Astım hakkında doğru sanılan 10 yanlış - 10

Hamilelikte astım ilacı kullanılmaz – YANLIŞ

Hamilelikte astım ilaçlarının önemli bir bölümü kullanılabilir. Astımlı hamilelerin ilaç kullanmamaları nedeniyle sürekli nefes darlığı sorunu yaşamaları bebeği strese sokabilir ve oksijensiz kalmasına neden olabilir. Bunun sonucunda düşük, erken doğum ve bebeğin yeterince gelişememesi gibi ciddi sonuçlar oluşabilir.

Astımda, solunum yoluyla alınan gerek kortizon gerekse bronş genişletici ilaçların hamilelik döneminde de hastanın ihtiyacı kadar kullanılmasında hiçbir sakınca yoktur. Eğer astımlı hamilenin burun şikayetleri varsa, burundan kullanılan sprey kortizon ve antihistaminik damlalar soruna yol açmıyor. Daha ağır astımlı hamileler de, gerekirse tablete veya iğne yoluyla kortizona da başvurulabiliyor.

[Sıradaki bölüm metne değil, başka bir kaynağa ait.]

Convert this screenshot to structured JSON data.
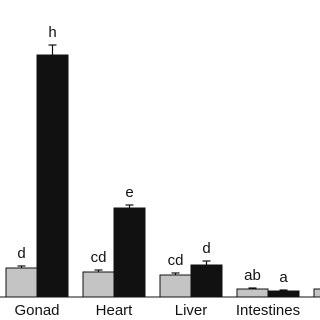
{
  "chart_data": {
    "type": "bar",
    "categories": [
      "Gonad",
      "Heart",
      "Liver",
      "Intestines",
      null
    ],
    "series": [
      {
        "color": "#c4c4c4",
        "values": [
          29,
          25,
          22,
          8,
          8
        ],
        "errors": [
          2,
          2,
          2,
          1,
          1
        ],
        "labels": [
          "d",
          "cd",
          "cd",
          "ab",
          null
        ]
      },
      {
        "color": "#111111",
        "values": [
          242,
          89,
          32,
          6,
          null
        ],
        "errors": [
          10,
          3,
          4,
          1,
          null
        ],
        "labels": [
          "h",
          "e",
          "d",
          "a",
          null
        ]
      }
    ],
    "ylim": [
      0,
      250
    ]
  }
}
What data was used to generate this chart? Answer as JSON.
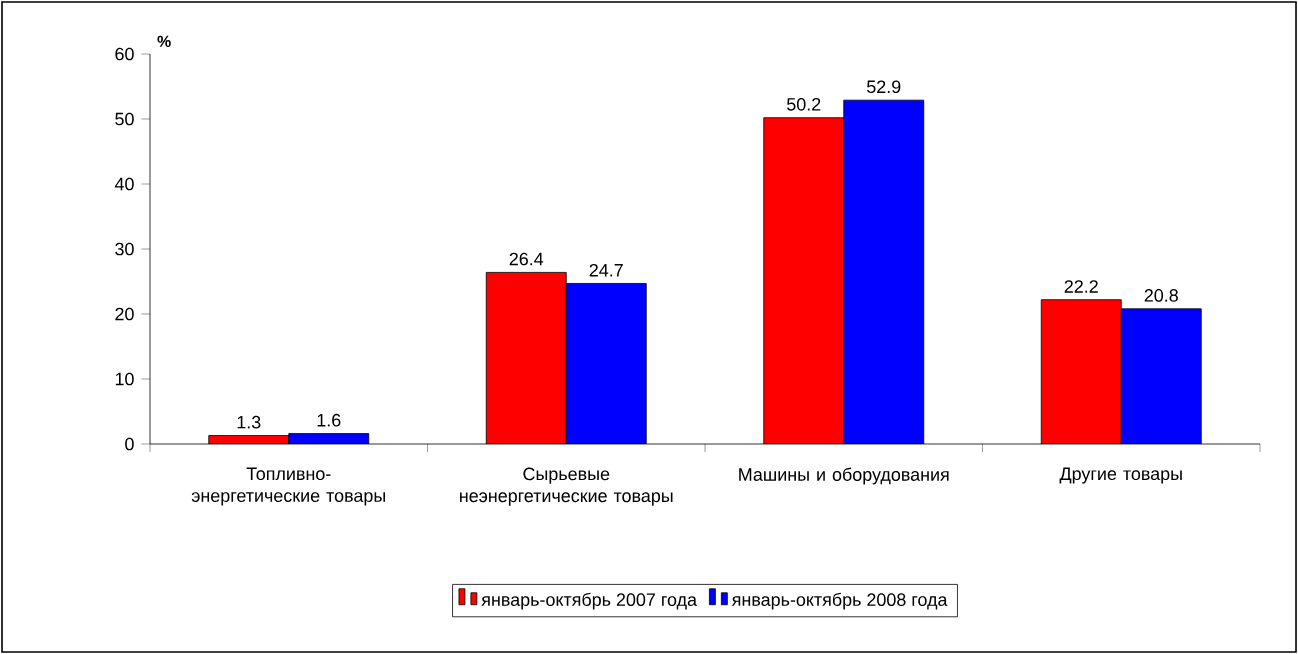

Astım hakkında doğru sanılan 10 yanlış - 11

Astım tedavisinde kullanılan ilaçlar zarar verir- YANLIŞ

Astım tedavisinde kullanılan kortizonlu spreyler normal dozlarda kana karışıp, kalıcı bir yan etkiye neden olmuyor. Ses kısıklığı ve ağız içinde oluşan yaralar gibi yan etkiler, özellikle hastanın ilacını kullandıktan sonra ağzını suyla çalkalamadığı durumlarda ortaya çıkabilir. Astım spreylerinde bulunan diğer grup, bronş genişletici ilaçlardır. Bu ilaçların da çarpıntı, titreme ve kas krampları yapma gibi yan etkileri seyrek olarak görülebilir. Ancak bu yan etkiler, ilaçlara kısa süre ara vermeyle geçebileceği gibi devam edildiği takdirde de bir süre sonra azalmaya başlar.

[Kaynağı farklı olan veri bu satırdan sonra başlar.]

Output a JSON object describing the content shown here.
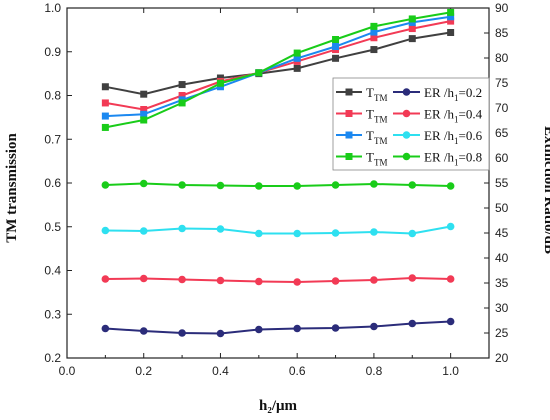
{
  "chart_data": {
    "type": "line",
    "xlabel": "h₂/μm",
    "ylabel_left": "TM transmission",
    "ylabel_right": "Extinction Ratio/dB",
    "xlim": [
      0.0,
      1.1
    ],
    "ylim_left": [
      0.2,
      1.0
    ],
    "ylim_right": [
      20,
      90
    ],
    "x_ticks": [
      "0.0",
      "0.2",
      "0.4",
      "0.6",
      "0.8",
      "1.0"
    ],
    "y_left_ticks": [
      "0.2",
      "0.3",
      "0.4",
      "0.5",
      "0.6",
      "0.7",
      "0.8",
      "0.9",
      "1.0"
    ],
    "y_right_ticks": [
      "20",
      "25",
      "30",
      "35",
      "40",
      "45",
      "50",
      "55",
      "60",
      "65",
      "70",
      "75",
      "80",
      "85",
      "90"
    ],
    "x": [
      0.1,
      0.2,
      0.3,
      0.4,
      0.5,
      0.6,
      0.7,
      0.8,
      0.9,
      1.0
    ],
    "grid": false,
    "legend_position": "right",
    "series": [
      {
        "name": "T_TM",
        "sub": "TM",
        "axis": "left",
        "marker": "square",
        "color": "#404040",
        "values": [
          0.82,
          0.803,
          0.825,
          0.84,
          0.85,
          0.862,
          0.885,
          0.905,
          0.93,
          0.944
        ]
      },
      {
        "name": "T_TM",
        "sub": "TM",
        "axis": "left",
        "marker": "square",
        "color": "#f23a55",
        "values": [
          0.783,
          0.768,
          0.8,
          0.832,
          0.852,
          0.878,
          0.905,
          0.932,
          0.953,
          0.97
        ]
      },
      {
        "name": "T_TM",
        "sub": "TM",
        "axis": "left",
        "marker": "square",
        "color": "#1b88f0",
        "values": [
          0.753,
          0.757,
          0.79,
          0.82,
          0.852,
          0.885,
          0.912,
          0.945,
          0.967,
          0.98
        ]
      },
      {
        "name": "T_TM",
        "sub": "TM",
        "axis": "left",
        "marker": "square",
        "color": "#19cc19",
        "values": [
          0.727,
          0.744,
          0.783,
          0.828,
          0.852,
          0.897,
          0.928,
          0.958,
          0.975,
          0.99
        ]
      },
      {
        "name": "ER /h₁=0.2",
        "axis": "right",
        "marker": "circle",
        "color": "#2b2c7a",
        "values": [
          25.9,
          25.4,
          25.0,
          24.9,
          25.7,
          25.9,
          26.0,
          26.3,
          26.9,
          27.3
        ]
      },
      {
        "name": "ER /h₁=0.4",
        "axis": "right",
        "marker": "circle",
        "color": "#f23a55",
        "values": [
          35.8,
          35.9,
          35.7,
          35.5,
          35.3,
          35.2,
          35.4,
          35.6,
          36.0,
          35.8
        ]
      },
      {
        "name": "ER /h₁=0.6",
        "axis": "right",
        "marker": "circle",
        "color": "#2ee0f0",
        "values": [
          45.5,
          45.4,
          45.9,
          45.8,
          44.9,
          44.9,
          45.0,
          45.2,
          44.9,
          46.3
        ]
      },
      {
        "name": "ER /h₁=0.8",
        "axis": "right",
        "marker": "circle",
        "color": "#19cc19",
        "values": [
          54.6,
          54.9,
          54.6,
          54.5,
          54.4,
          54.4,
          54.6,
          54.8,
          54.6,
          54.4
        ]
      }
    ],
    "legend": [
      {
        "left": "T",
        "left_sub": "TM",
        "right": "ER /h",
        "right_sub": "1",
        "right_tail": "=0.2",
        "left_color": "#404040",
        "right_color": "#2b2c7a"
      },
      {
        "left": "T",
        "left_sub": "TM",
        "right": "ER /h",
        "right_sub": "1",
        "right_tail": "=0.4",
        "left_color": "#f23a55",
        "right_color": "#f23a55"
      },
      {
        "left": "T",
        "left_sub": "TM",
        "right": "ER /h",
        "right_sub": "1",
        "right_tail": "=0.6",
        "left_color": "#1b88f0",
        "right_color": "#2ee0f0"
      },
      {
        "left": "T",
        "left_sub": "TM",
        "right": "ER /h",
        "right_sub": "1",
        "right_tail": "=0.8",
        "left_color": "#19cc19",
        "right_color": "#19cc19"
      }
    ]
  }
}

Astım hakkında doğru sanılan 10 yanlış - 12

İklimi güzel olan yerlere gitmek astımı geçirir – YANLIŞ

Kronik bir hastalık olan astım bazı iklim ve hava koşullarında daha ağır seyredebiliyor. Özellikle aşırı rutubetli, trafik ve sanayiden kaynaklı olarak havası kirli bölgeler astım açısından önemli bir sorun oluşturuyor. Astım hastalarının bir bölümünde yakınmalar bu çevresel etkenlerden uzaklaşıldığında bile düzeliyor. Ancak bu iyilik hali sadece hastaların o bölgede kaldıkları sürece geçerli. Hastalar hava kirliliği olan şehre geri döndüklerinde yakınmaları çok kısa sürede eski haline dönüyor.